CHRYSLER CREDIT CORPORATION, Plaintiff v. CHARLES M. REBHAN, CATHERINE REBHAN, DOUGLAS L. REBHAN, and NINA REBHAN, Defendants and Third Party Plaintiffs v. CHRYSLER CREDIT CORPORATION and CHRYSLER MOTOR CORPORATION, a/k/a CHRYSLER CORPORATION, Third Party Defendants

No. 8326SC78

(Filed 7 February 1984)

Rules of Civil Procedure 8 13— inability to assert independent cause of action by way of counterclaim

In an action instituted by plaintiff to recover from defendant guarantors overdue financial obligations of a car dealership, the trial court properly dismissed the counterclaim of defendant against third party defendant since the allegations set forth in the counterclaim did not arise under the guaranty contract but arose under the terms of a franchise agreement between Chrysler Motor Corporation and the dealership who is not a party to the lawsuit.
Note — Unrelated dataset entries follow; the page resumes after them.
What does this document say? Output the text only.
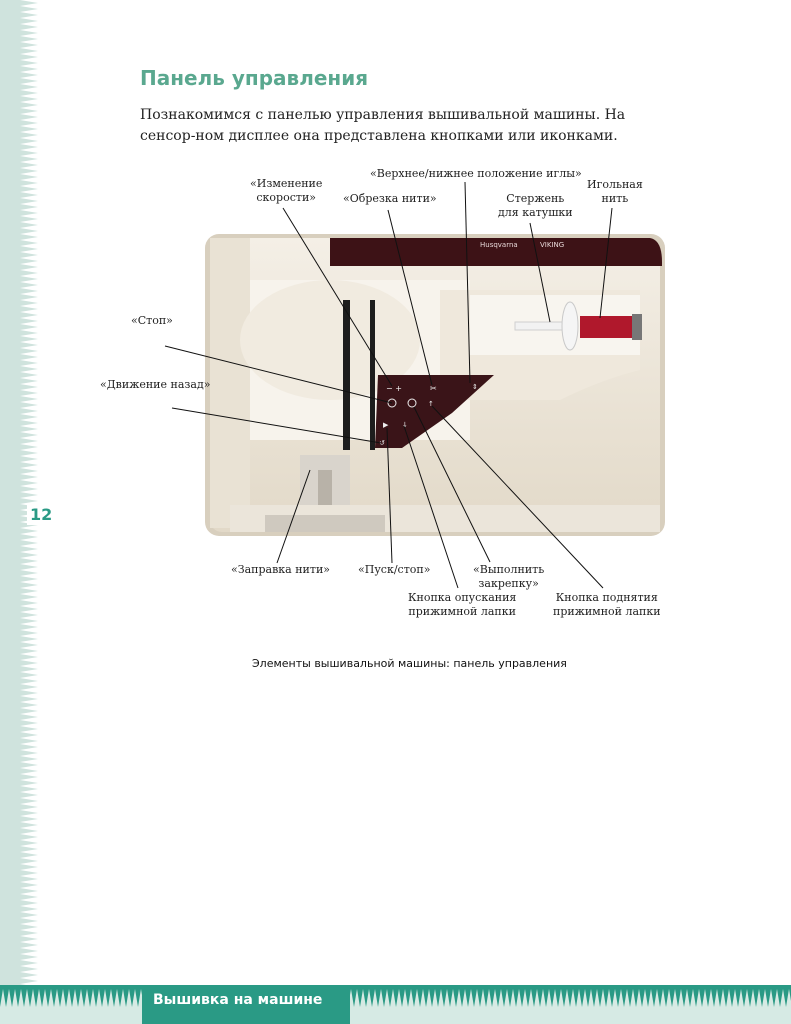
12
Панель управления

Познакомимся с панелью управления вышивальной машины. На сенсор-ном дисплее она представлена кнопками или иконками.

Husqvarna	VIKING
↑
− +	✂	⇕
▶ ↓
↺
«Изменение
скорости»
«Верхнее/нижнее положение иглы»
«Обрезка нити»	Стержень
для катушки
Игольная
нить
«Стоп»
«Движение назад»
«Заправка нити»	«Пуск/стоп»
Кнопка опускания
прижимной лапки
«Выполнить
закрепку»
Кнопка поднятия
прижимной лапки
Элементы вышивальной машины: панель управления
Вышивка на машине
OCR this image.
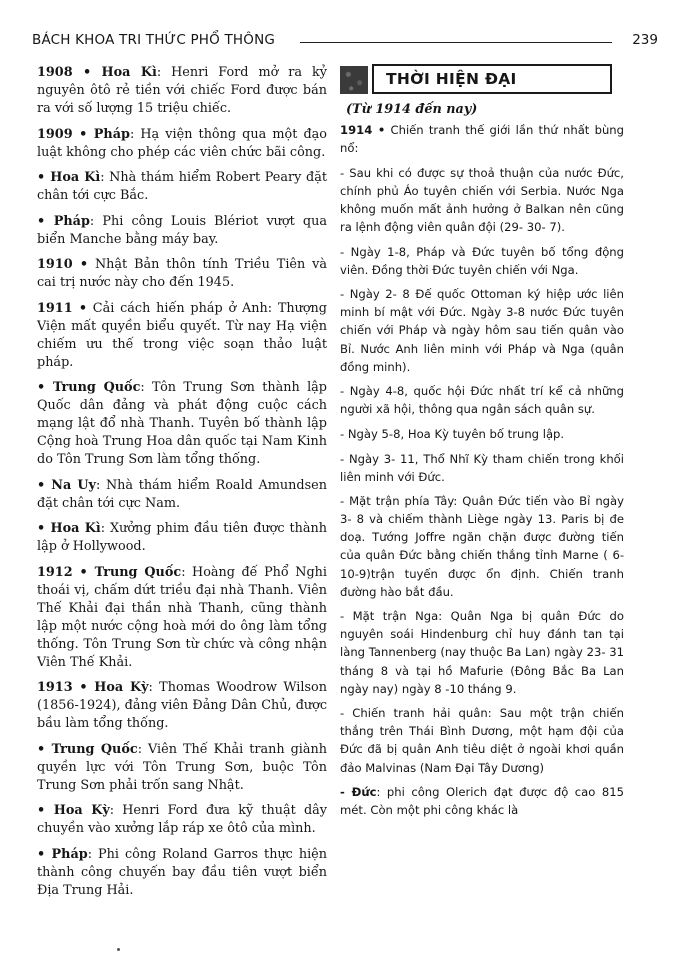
BÁCH KHOA TRI THỨC PHỔ THÔNG	239

1908 • Hoa Kì: Henri Ford mở ra kỷ nguyên ôtô rẻ tiền với chiếc Ford được bán ra với số lượng 15 triệu chiếc.

1909 • Pháp: Hạ viện thông qua một đạo luật không cho phép các viên chức bãi công.

• Hoa Kì: Nhà thám hiểm Robert Peary đặt chân tới cực Bắc.

• Pháp: Phi công Louis Blériot vượt qua biển Manche bằng máy bay.

1910 • Nhật Bản thôn tính Triều Tiên và cai trị nước này cho đến 1945.

1911 • Cải cách hiến pháp ở Anh: Thượng Viện mất quyền biểu quyết. Từ nay Hạ viện chiếm ưu thế trong việc soạn thảo luật pháp.

• Trung Quốc: Tôn Trung Sơn thành lập Quốc dân đảng và phát động cuộc cách mạng lật đổ nhà Thanh. Tuyên bố thành lập Cộng hoà Trung Hoa dân quốc tại Nam Kinh do Tôn Trung Sơn làm tổng thống.

• Na Uy: Nhà thám hiểm Roald Amundsen đặt chân tới cực Nam.

• Hoa Kì: Xưởng phim đầu tiên được thành lập ở Hollywood.

1912 • Trung Quốc: Hoàng đế Phổ Nghi thoái vị, chấm dứt triều đại nhà Thanh. Viên Thế Khải đại thần nhà Thanh, cũng thành lập một nước cộng hoà mới do ông làm tổng thống. Tôn Trung Sơn từ chức và công nhận Viên Thế Khải.

1913 • Hoa Kỳ: Thomas Woodrow Wilson (1856-1924), đảng viên Đảng Dân Chủ, được bầu làm tổng thống.

• Trung Quốc: Viên Thế Khải tranh giành quyền lực với Tôn Trung Sơn, buộc Tôn Trung Sơn phải trốn sang Nhật.

• Hoa Kỳ: Henri Ford đưa kỹ thuật dây chuyền vào xưởng lắp ráp xe ôtô của mình.

• Pháp: Phi công Roland Garros thực hiện thành công chuyến bay đầu tiên vượt biển Địa Trung Hải.

THỜI HIỆN ĐẠI
(Từ 1914 đến nay)

1914 • Chiến tranh thế giới lần thứ nhất bùng nổ:

- Sau khi có được sự thoả thuận của nước Đức, chính phủ Áo tuyên chiến với Serbia. Nước Nga không muốn mất ảnh hưởng ở Balkan nên cũng ra lệnh động viên quân đội (29- 30- 7).

- Ngày 1-8, Pháp và Đức tuyên bố tổng động viên. Đồng thời Đức tuyên chiến với Nga.

- Ngày 2- 8 Đế quốc Ottoman ký hiệp ước liên minh bí mật với Đức. Ngày 3-8 nước Đức tuyên chiến với Pháp và ngày hôm sau tiến quân vào Bỉ. Nước Anh liên minh với Pháp và Nga (quân đồng minh).

- Ngày 4-8, quốc hội Đức nhất trí kể cả những người xã hội, thông qua ngân sách quân sự.

- Ngày 5-8, Hoa Kỳ tuyên bố trung lập.

- Ngày 3- 11, Thổ Nhĩ Kỳ tham chiến trong khối liên minh với Đức.

- Mặt trận phía Tây: Quân Đức tiến vào Bỉ ngày 3- 8 và chiếm thành Liège ngày 13. Paris bị đe doạ. Tướng Joffre ngăn chặn được đường tiến của quân Đức bằng chiến thắng tỉnh Marne ( 6-10-9)trận tuyến được ổn định. Chiến tranh đường hào bắt đầu.

- Mặt trận Nga: Quân Nga bị quân Đức do nguyên soái Hindenburg chỉ huy đánh tan tại làng Tannenberg (nay thuộc Ba Lan) ngày 23- 31 tháng 8 và tại hồ Mafurie (Đông Bắc Ba Lan ngày nay) ngày 8 -10 tháng 9.

- Chiến tranh hải quân: Sau một trận chiến thắng trên Thái Bình Dương, một hạm đội của Đức đã bị quân Anh tiêu diệt ở ngoài khơi quần đảo Malvinas (Nam Đại Tây Dương)

- Đức: phi công Olerich đạt được độ cao 815 mét. Còn một phi công khác là
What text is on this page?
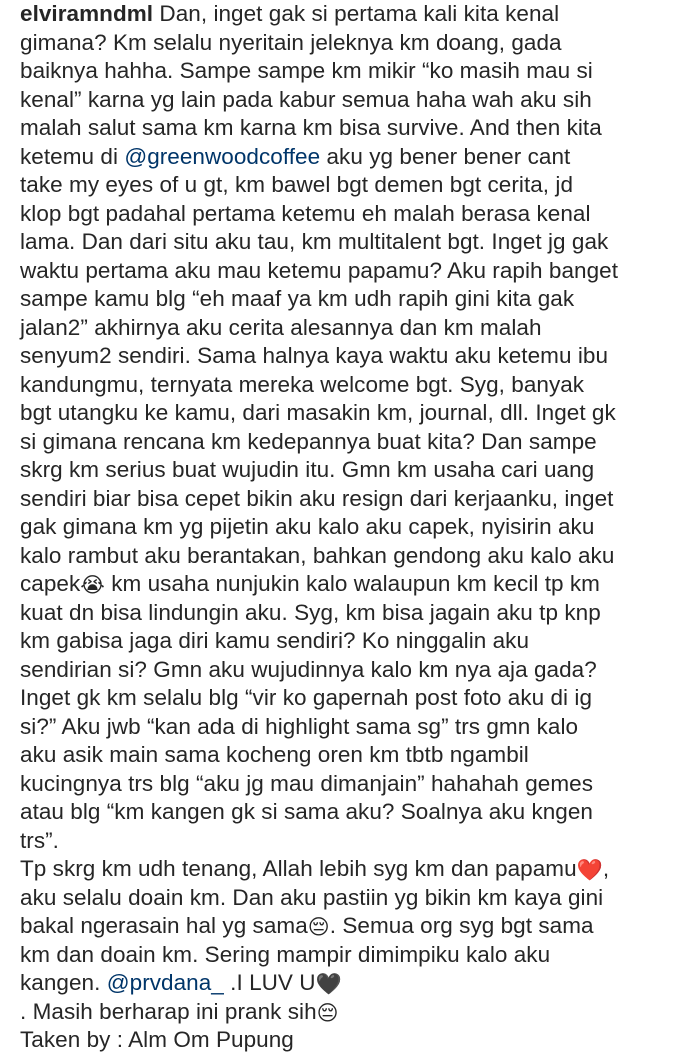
elviramndml Dan, inget gak si pertama kali kita kenal
gimana? Km selalu nyeritain jeleknya km doang, gada
baiknya hahha. Sampe sampe km mikir “ko masih mau si
kenal” karna yg lain pada kabur semua haha wah aku sih
malah salut sama km karna km bisa survive. And then kita
ketemu di @greenwoodcoffee aku yg bener bener cant
take my eyes of u gt, km bawel bgt demen bgt cerita, jd
klop bgt padahal pertama ketemu eh malah berasa kenal
lama. Dan dari situ aku tau, km multitalent bgt. Inget jg gak
waktu pertama aku mau ketemu papamu? Aku rapih banget
sampe kamu blg “eh maaf ya km udh rapih gini kita gak
jalan2” akhirnya aku cerita alesannya dan km malah
senyum2 sendiri. Sama halnya kaya waktu aku ketemu ibu
kandungmu, ternyata mereka welcome bgt. Syg, banyak
bgt utangku ke kamu, dari masakin km, journal, dll. Inget gk
si gimana rencana km kedepannya buat kita? Dan sampe
skrg km serius buat wujudin itu. Gmn km usaha cari uang
sendiri biar bisa cepet bikin aku resign dari kerjaanku, inget
gak gimana km yg pijetin aku kalo aku capek, nyisirin aku
kalo rambut aku berantakan, bahkan gendong aku kalo aku
capek😭 km usaha nunjukin kalo walaupun km kecil tp km
kuat dn bisa lindungin aku. Syg, km bisa jagain aku tp knp
km gabisa jaga diri kamu sendiri? Ko ninggalin aku
sendirian si? Gmn aku wujudinnya kalo km nya aja gada?
Inget gk km selalu blg “vir ko gapernah post foto aku di ig
si?” Aku jwb “kan ada di highlight sama sg” trs gmn kalo
aku asik main sama kocheng oren km tbtb ngambil
kucingnya trs blg “aku jg mau dimanjain” hahahah gemes
atau blg “km kangen gk si sama aku? Soalnya aku kngen
trs”.
Tp skrg km udh tenang, Allah lebih syg km dan papamu❤️,
aku selalu doain km. Dan aku pastiin yg bikin km kaya gini
bakal ngerasain hal yg sama😔. Semua org syg bgt sama
km dan doain km. Sering mampir dimimpiku kalo aku
kangen. @prvdana_ .I LUV U🖤
. Masih berharap ini prank sih😔
Taken by : Alm Om Pupung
The guarantors cannot by way of counterclaim assert an independent cause of action belonging to the debtor and seek affirmative recovery against the creditor.
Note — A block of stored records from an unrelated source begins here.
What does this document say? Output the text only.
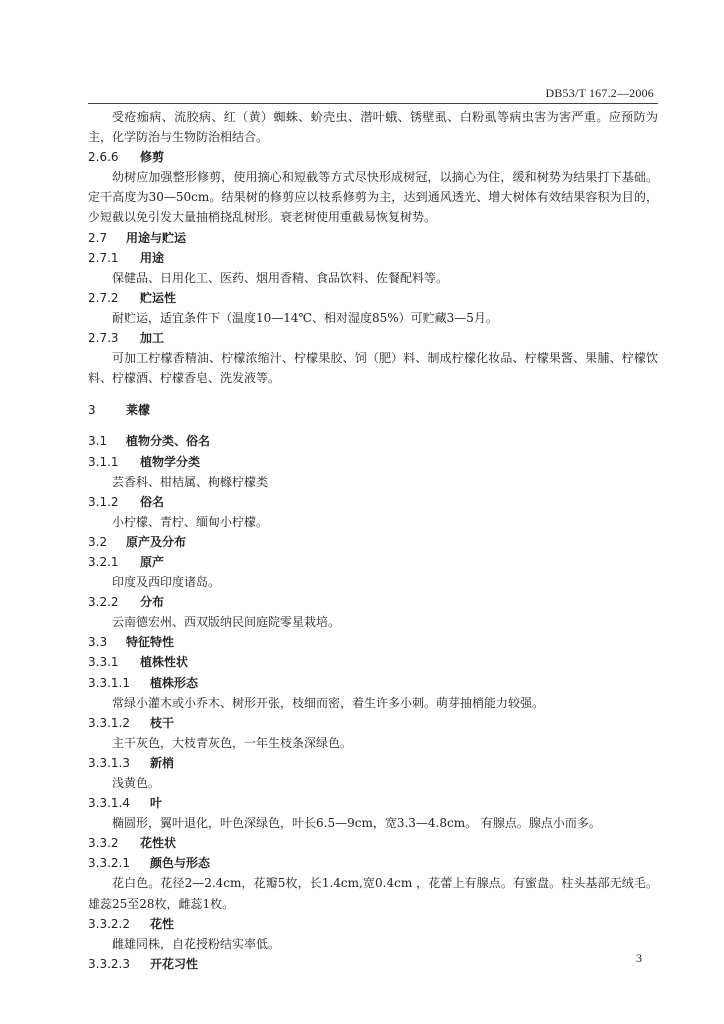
DB53/T 167.2—2006
受疮痂病、流胶病、红（黄）蜘蛛、蚧壳虫、潜叶蛾、锈壁虱、白粉虱等病虫害为害严重。应预防为主，化学防治与生物防治相结合。
2.6.6 修剪
幼树应加强整形修剪，使用摘心和短截等方式尽快形成树冠，以摘心为住，缓和树势为结果打下基础。定干高度为30—50cm。结果树的修剪应以枝系修剪为主，达到通风透光、增大树体有效结果容积为目的，少短截以免引发大量抽梢挠乱树形。衰老树使用重截易恢复树势。
2.7 用途与贮运
2.7.1 用途
保健品、日用化工、医药、烟用香精、食品饮料、佐餐配料等。
2.7.2 贮运性
耐贮运，适宜条件下（温度10—14℃、相对湿度85%）可贮藏3—5月。
2.7.3 加工
可加工柠檬香精油、柠檬浓缩汁、柠檬果胶、饲（肥）料、制成柠檬化妆品、柠檬果酱、果脯、柠檬饮料、柠檬酒、柠檬香皂、洗发液等。
3	莱檬
3.1 植物分类、俗名
3.1.1 植物学分类
芸香科、柑桔属、枸橼柠檬类
3.1.2 俗名
小柠檬、青柠、缅甸小柠檬。
3.2 原产及分布
3.2.1 原产
印度及西印度诸岛。
3.2.2 分布
云南德宏州、西双版纳民间庭院零星栽培。
3.3 特征特性
3.3.1 植株性状
3.3.1.1 植株形态
常绿小灌木或小乔木、树形开张，枝细而密，着生许多小刺。萌芽抽梢能力较强。
3.3.1.2 枝干
主干灰色，大枝青灰色，一年生枝条深绿色。
3.3.1.3 新梢
浅黄色。
3.3.1.4 叶
椭圆形，翼叶退化，叶色深绿色，叶长6.5—9cm，宽3.3—4.8cm。 有腺点。腺点小而多。
3.3.2 花性状
3.3.2.1 颜色与形态
花白色。花径2—2.4cm，花瓣5枚，长1.4cm,宽0.4cm ，花蕾上有腺点。有蜜盘。柱头基部无绒毛。雄蕊25至28枚，雌蕊1枚。
3.3.2.2 花性
雌雄同株，自花授粉结实率低。
3.3.2.3 开花习性	3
*256APPEAL by defendants from Snepp, Judge. Order entered 14 October 1982 in Superior Court, MECKLENBURG County. Heard in the Court of Appeals 8 December 1983.

Fairley, Hamrick, Monteith & Cobb by Laurence A. Cobb and F. Lane Williamson for plaintiff appellee.

Robert J. Deutsch for defendant appellants.

BRASWELL, Judge.

The plaintiff Chrysler Credit Corporation filed this action on 27 May 1982 against the defendants, Douglas and Charles Rebhan, as guarantors for the overdue financial obligations of Coral Gables Imported Cars, Inc., d/b/a Kalamazoo Chrysler-Plymouth. The defendants answered and added Chrysler Motor Corporation as a third-party defendant. Their counterclaim and third-party claim asserted that Chrysler Credit Corporation and Chrysler Motor Corporation have by their “conduct and actions violated the terms of 15 U.S.C. 1222” and have committed a civil conspiracy under Michigan law, causing the financial ruin of Coral Gables. The plaintiff moved to dismiss the counterclaim pursuant to G.S. 1A-1, Rule 12(b)(6) of the North Carolina Rules of Civil Procedure. From the order entered granting the plaintiffs motion, the defendant appeals.

Coral Gables Imported Cars, Inc., d/b/a Kalamazoo Chrysler-Plymouth, is a Florida corporation qualified to transact business in Michigan. It entered into three Direct Dealer Agreements with Chrysler Motor Corporation in May of 1979 for the sale and service of Chryslers, Plymouths and Chrysler import motor vehicles as well as their accessories and parts. The defendants are the sole directors, officers, and shareholders of the dealership corporation. The corporation’s inventory was financed by Chrysler Credit Corporation and the defendants were required to execute a “Continuing Guaranty” agreement, obligating themselves to pay all of the corporation’s present and future obligations owed to Chrysler Credit.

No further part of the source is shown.